Monday marked the kickoff of UT’s Queer & Trans Student Alliance’s Pride Week.
QTSA began the week with an event that consisted of various organizations coming together to inform the UT community about different social spaces available on campus. The theme of the week, “Pride Resistance,” is the result of QTSA’s desire to showcase ways people can become socially active in advocating for queer and trans rights, whether through protesting or less vocal forms of activism, said QTSA co-director Josh Rudd.
“We wanted to bring the roots back to was sort of this activism and social advocacy core that is in the center of queer and trans rights movements,” Rudd said.

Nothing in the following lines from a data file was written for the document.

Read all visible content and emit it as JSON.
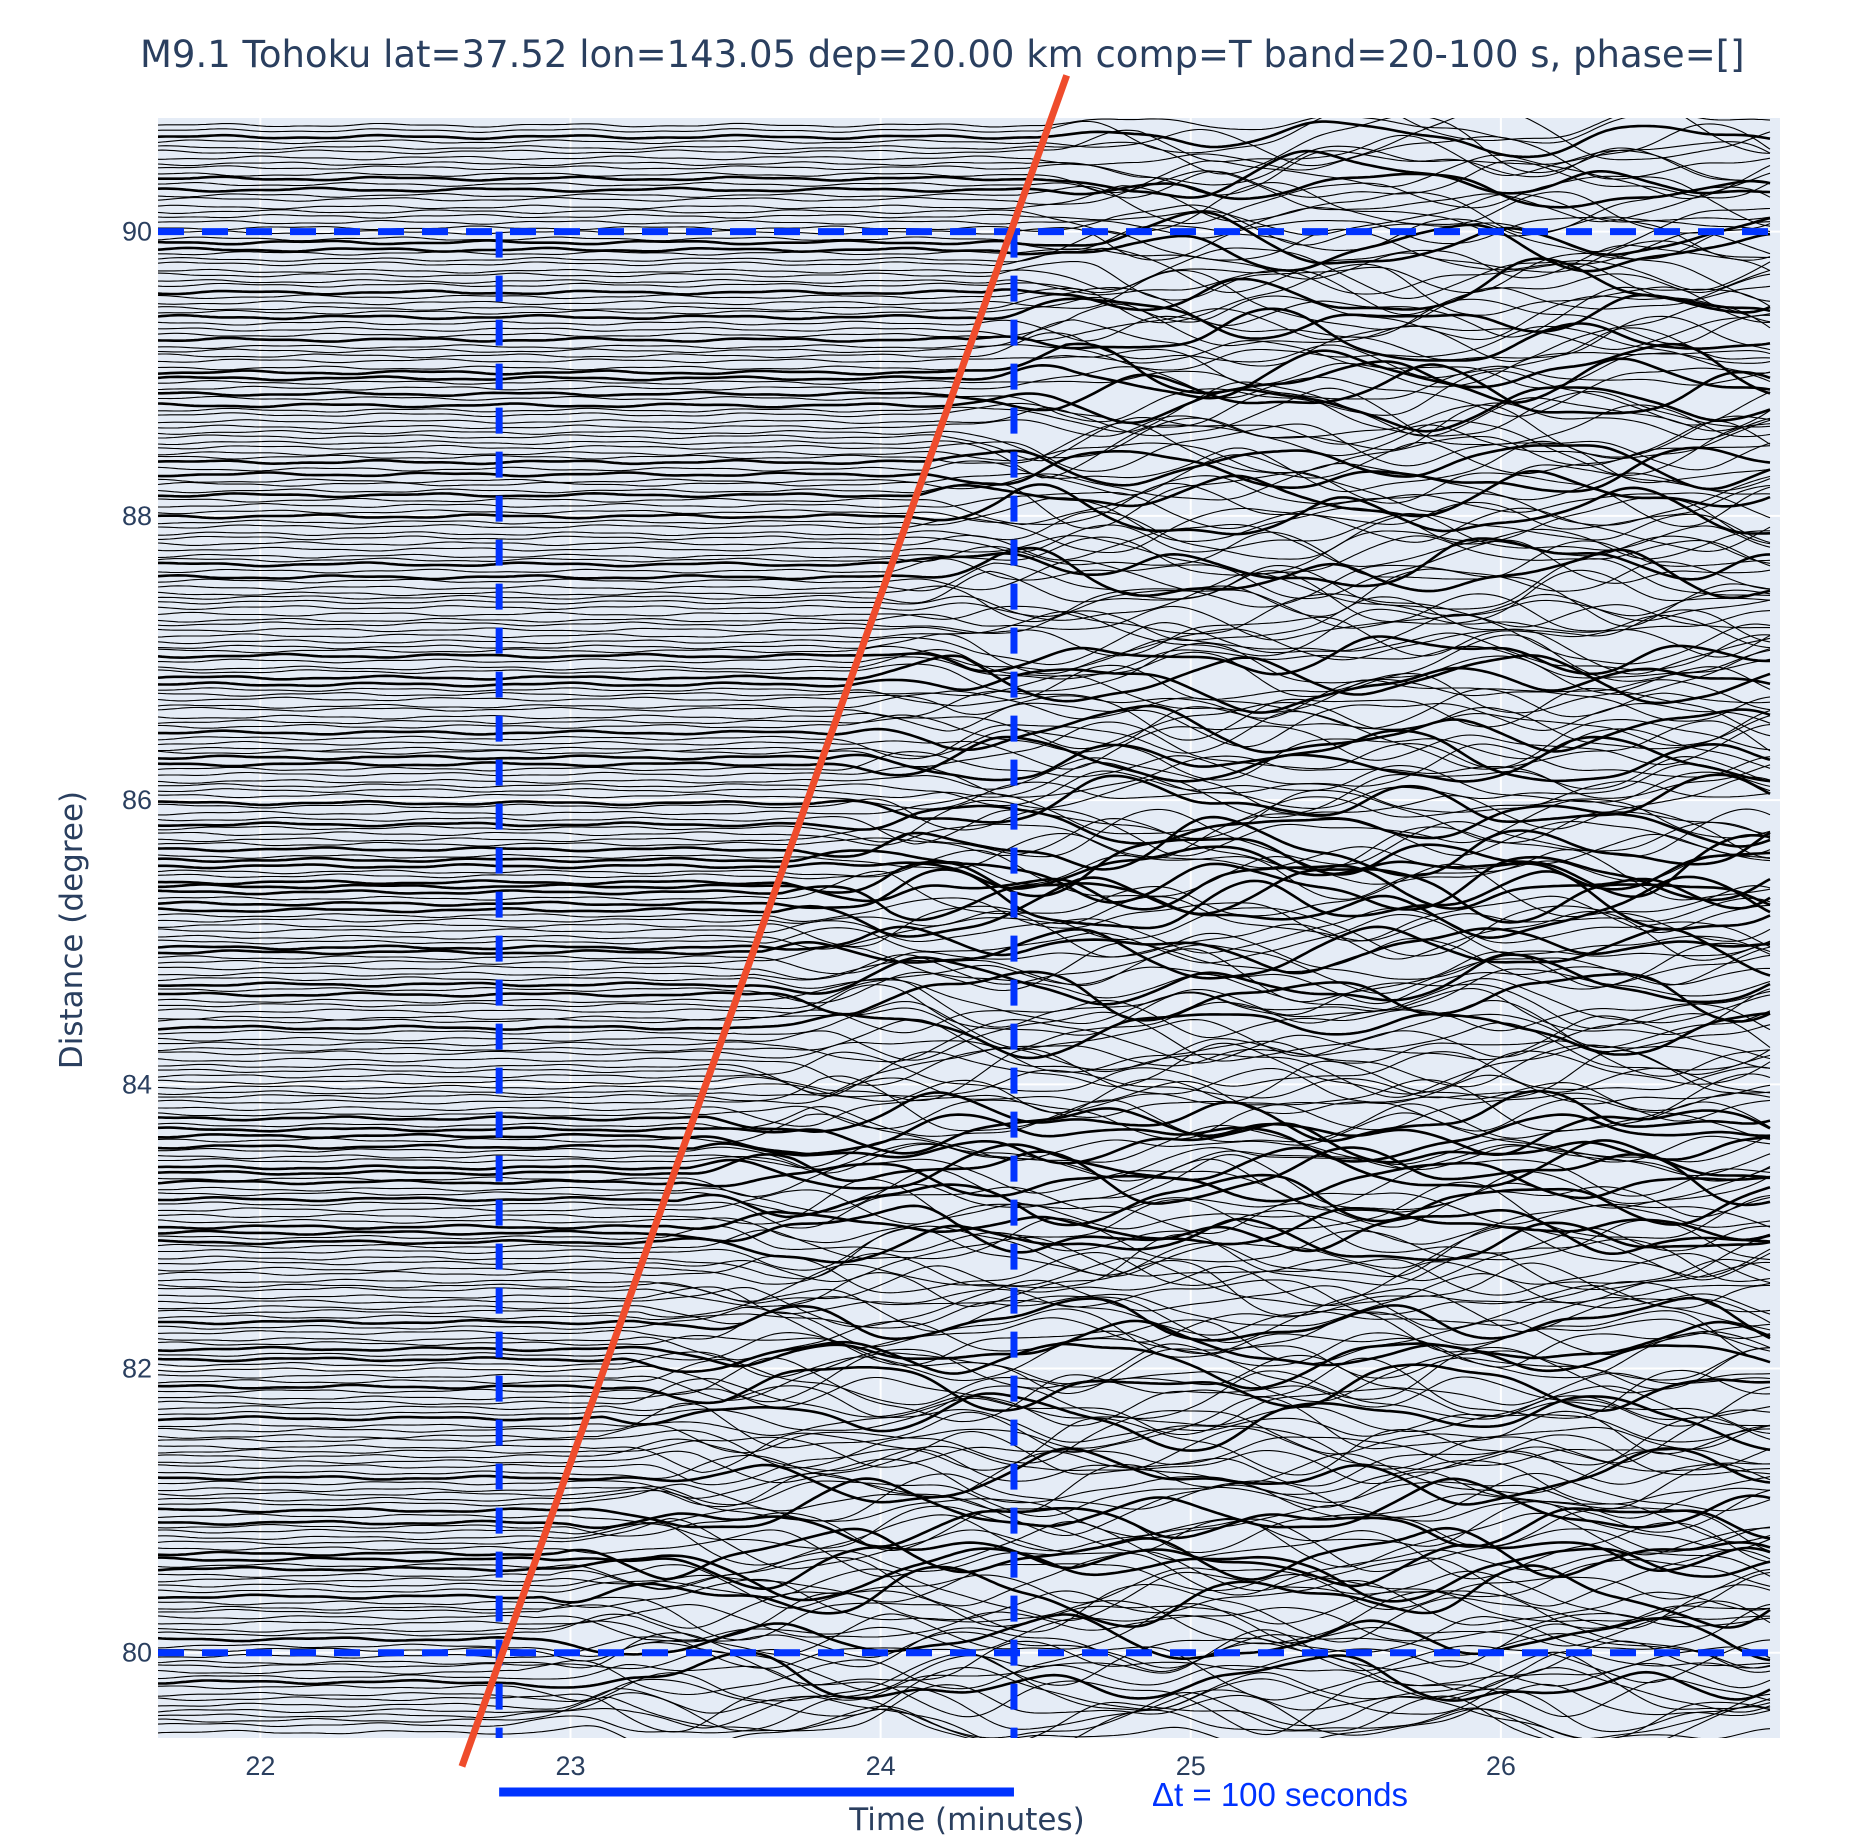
{
  "chart_data": {
    "type": "line",
    "title": "M9.1 Tohoku lat=37.52 lon=143.05 dep=20.00 km comp=T band=20-100 s, phase=[]",
    "xlabel": "Time (minutes)",
    "ylabel": "Distance (degree)",
    "xlim": [
      21.67,
      26.9
    ],
    "ylim": [
      79.4,
      90.8
    ],
    "x_ticks": [
      {
        "value": 22,
        "label": "22"
      },
      {
        "value": 23,
        "label": "23"
      },
      {
        "value": 24,
        "label": "24"
      },
      {
        "value": 25,
        "label": "25"
      },
      {
        "value": 26,
        "label": "26"
      }
    ],
    "y_ticks": [
      {
        "value": 80,
        "label": "80"
      },
      {
        "value": 82,
        "label": "82"
      },
      {
        "value": 84,
        "label": "84"
      },
      {
        "value": 86,
        "label": "86"
      },
      {
        "value": 88,
        "label": "88"
      },
      {
        "value": 90,
        "label": "90"
      }
    ],
    "grid": true,
    "colors": {
      "plot_bg": "#e5ecf6",
      "grid": "#ffffff",
      "trace": "#000000",
      "move_out_line": "#ef4c2c",
      "reference_lines": "#0033ff",
      "text": "#2a3f5f"
    },
    "waveform_traces": {
      "distance_min": 79.45,
      "distance_max": 90.75,
      "time_min": 21.67,
      "time_max": 26.87,
      "signal_onset_minutes_at_80": 22.85,
      "signal_onset_minutes_at_90": 24.4
    },
    "move_out_line": {
      "points": [
        {
          "x": 22.65,
          "y": 79.2
        },
        {
          "x": 24.6,
          "y": 91.1
        }
      ]
    },
    "reference_lines": {
      "horizontal_y": [
        80,
        90
      ],
      "vertical_x": [
        22.77,
        24.43
      ]
    },
    "time_bar": {
      "x_start": 22.77,
      "x_end": 24.43,
      "label": "Δt = 100 seconds"
    }
  }
}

Various events are planned for Pride Week focusing on promoting advocacy, creating a sustainable dialogue concerning the need for LGBTQ equality and informing the public about different ways to get involved in promoting social justice.
“What we’re really trying to do is have this community-building aspect and really focus on the fact that we can’t do this alone, and that we have to work with other communities that are marginalized and oppressed, and we have to have an intersectional framework in which we can enact our liberation for all people,” Rudd said.
The need for intersectional discussions to thrive is not lost on QTSA, said Rudd. Organizations representing minority communities, such as Queer & Asian and FLORES, as well as organizations not directly associated with the LGBTQ community, such as UT Voices Against Violence, were present at the kickoff.
“We know that queerness is not the only identity that someone is walking into the room (with),” said Bex Arton, a Voices Against Violence student coordinator. “They’re walking into a room with a racial identity, with their ability status, with their immigration status.”
Monday’s event provided a chance not only for returning students to take part in Pride Week, but to also target new students who are looking for spaces that give them the opportunity to be themselves.
“I believe that UT has a lot of different LGBT (clubs and events),” said Orlando Beckum, a psychology freshman who identifies as being part of the LGBTQ community. “They all help to build the community and protect those that are in the community, and I think that’s a really good thing.”